Приведу и остальной текст заметки Владимова. Кстати, озаглавлена она так – “Лик моего народа?”
Уже давно истощились наши с ними дискуссии: кого мы тут чествуем цветами, чем нас не устраивает советская власть и какого нам рожна еще нужно, “борцам справедливости”. Уже послышалось – и все чаще раздавалось – слово “стрелять”, и вот некто, явно нагрузившийся, ступив с тротуара и выпятив живот, обвел наши ряды блаженным и оценивающим взглядом.
– Эх, хорошо встали!
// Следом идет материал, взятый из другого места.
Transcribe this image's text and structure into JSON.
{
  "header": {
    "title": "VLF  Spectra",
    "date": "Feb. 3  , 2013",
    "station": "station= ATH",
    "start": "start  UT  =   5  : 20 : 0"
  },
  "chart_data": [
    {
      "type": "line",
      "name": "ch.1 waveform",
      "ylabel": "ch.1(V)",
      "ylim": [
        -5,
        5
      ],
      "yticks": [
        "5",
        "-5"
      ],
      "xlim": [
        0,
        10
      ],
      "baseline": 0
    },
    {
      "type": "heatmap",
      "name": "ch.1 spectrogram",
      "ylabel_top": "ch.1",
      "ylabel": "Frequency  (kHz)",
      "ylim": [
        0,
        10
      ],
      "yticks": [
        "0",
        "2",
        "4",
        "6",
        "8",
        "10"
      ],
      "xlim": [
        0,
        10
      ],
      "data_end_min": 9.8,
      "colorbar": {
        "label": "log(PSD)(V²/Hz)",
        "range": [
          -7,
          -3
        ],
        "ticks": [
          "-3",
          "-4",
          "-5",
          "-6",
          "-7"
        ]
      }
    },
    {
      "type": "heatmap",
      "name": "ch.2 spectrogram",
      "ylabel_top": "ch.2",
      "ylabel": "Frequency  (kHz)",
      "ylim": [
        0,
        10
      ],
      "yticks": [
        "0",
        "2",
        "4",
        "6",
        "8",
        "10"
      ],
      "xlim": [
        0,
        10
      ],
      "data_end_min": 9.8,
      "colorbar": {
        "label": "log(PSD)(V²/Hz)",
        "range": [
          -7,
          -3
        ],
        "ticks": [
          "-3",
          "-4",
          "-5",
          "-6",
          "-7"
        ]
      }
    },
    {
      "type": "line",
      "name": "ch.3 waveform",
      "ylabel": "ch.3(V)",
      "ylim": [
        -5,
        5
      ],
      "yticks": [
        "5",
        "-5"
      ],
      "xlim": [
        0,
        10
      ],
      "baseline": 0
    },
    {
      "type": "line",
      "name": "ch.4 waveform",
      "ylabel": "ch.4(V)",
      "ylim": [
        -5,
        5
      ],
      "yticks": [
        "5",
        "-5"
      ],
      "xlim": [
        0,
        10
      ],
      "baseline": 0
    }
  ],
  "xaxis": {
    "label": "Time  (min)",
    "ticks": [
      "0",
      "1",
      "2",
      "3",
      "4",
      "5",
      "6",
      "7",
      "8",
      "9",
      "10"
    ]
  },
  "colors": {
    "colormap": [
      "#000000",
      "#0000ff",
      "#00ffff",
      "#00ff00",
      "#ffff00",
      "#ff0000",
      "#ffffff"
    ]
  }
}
Щас бы вас всех из автомата – одной очередью.
– В своих попадешь, – сказал ему кто-то из нас. – Тут и ваши стоят, на этой стороне.
– Никогда! – воскликнула страстно “показательная воспитанница”. – Никогда мы не встанем на вашу сторону!
Свой фортель с “воронками” они могли проделывать до бесконечности, и мы двинулись восвояси – под накрапывающим дождем, по улице, закрытой для проезда всех машин, кроме оперативных. Двинулись и они – параллельно, по проезжей части, временами приближаясь и все же не смея переступить незримую, но указанную им черту, – и все ржали и выкрикивали свои оскорбления.
Вот эти гогочущие, глумливые, неподдельной злобой исковерканные лица – это он и есть, лик моего народа? Это за него – бороться нужно, внушать ему начатки правосознания, человечности? Это ради него жертвовали профессией, любимым делом Сергей Ковалев, Андрей Твердохлебов, Юрий Орлов, платили свободой, да вот и Александр Гинзбург в третий раз за решетку идет, за проволоку? Стоит ли? Нужна ли противникам нашим другая участь, они так довольны своею?!
А ведь далеким предкам их свойственно было сострадание – даже и к государственному преступнику, – как же отвердели, окаменели потомки! А что стало бы, если бы и впрямь кто-нибудь из них оказался “мягкотелым выродком”? Когда обращался к публике Сахаров с просьбой кому-нибудь выйти, уступить место жене, а публика смотрела на него из окон второго этажа – тупо, равнодушно, вовсе без всякого выражения, мертвецы, почему-то расположившиеся вертикально, – вдруг бы кто-нибудь ожил, вышел бы, уступил? Вдруг бы комендант суда, предупредительный и непреклонный, презрел свои функции и пропустил бы Арину в зал – хотя бы на время чтения приговора? Да хоть бы один из этих дружинников с выправкой строевых офицеров – нет, не провел бы под свою ответственность, а только вопрос бы задал: “Ну, может, все-таки пропустим, начальник?” Стряслось бы крушение всей системы, миропорядка? Сами бы эти люди – жестоко пострадали? Мы из литературы помним, что стало с купринским дьяконом, который не опустил свечу, но поднял ее высоко и вместо анафемы “болярину Льву Толстому” проревел ему “долгая лета” – он лишился службы и сорвал голос. Так, стало быть, анафемствовать – выгоднее, покойнее для души?..
Но вот с этими калужанами, из которых ни одного нет, у кого б хоть один родственник, хоть самый дальний, не пострадал, не загинул на “сталинских курортах”, – чего мы не поделили с ними, откуда такая ненависть?
Кончается эта улица, тенистая и короткая, и нам расходиться пора, а пленительное “а вдруг” так и не приходит. Однако ж уходят они – совершенно спокойно, с другими уже заботами на лицах, даже как будто усталые, опустошенные. Сыграв свои роли, сбросивши маски, они уже не дают себе труда ни лишнее бранное слово произнести, ни выглядеть, какими только что были.
А полчаса спустя, на другой улице, я сталкиваюсь с одним из них; мы узнаем друг друга, и я вижу два глаза, глядящих на меня с живым любопытством. А в самом деле – натасканный, надрессированный, он ведь так и не получит ответа: что же нас гнало в эту Калугу, где нас не поселяли ни в одной гостинице – и мы спали по чужим дворам по трое в одной машине, или по семь – по восемь человек в комнатке у знакомых? Что нас заставляло целыми днями выстаивать в затоптанном скверике около суда, откуда заранее, предусмотрительно убраны были скамейки, – без малой надежды хоть на минутку проникнуть в зал? И чем могли мы помочь судимому, который и видеть не мог ни нас самих, ни наших цветов?
Если хоть это ему интересно, то он уже – “выродок”. И значит, не потерян для человечества.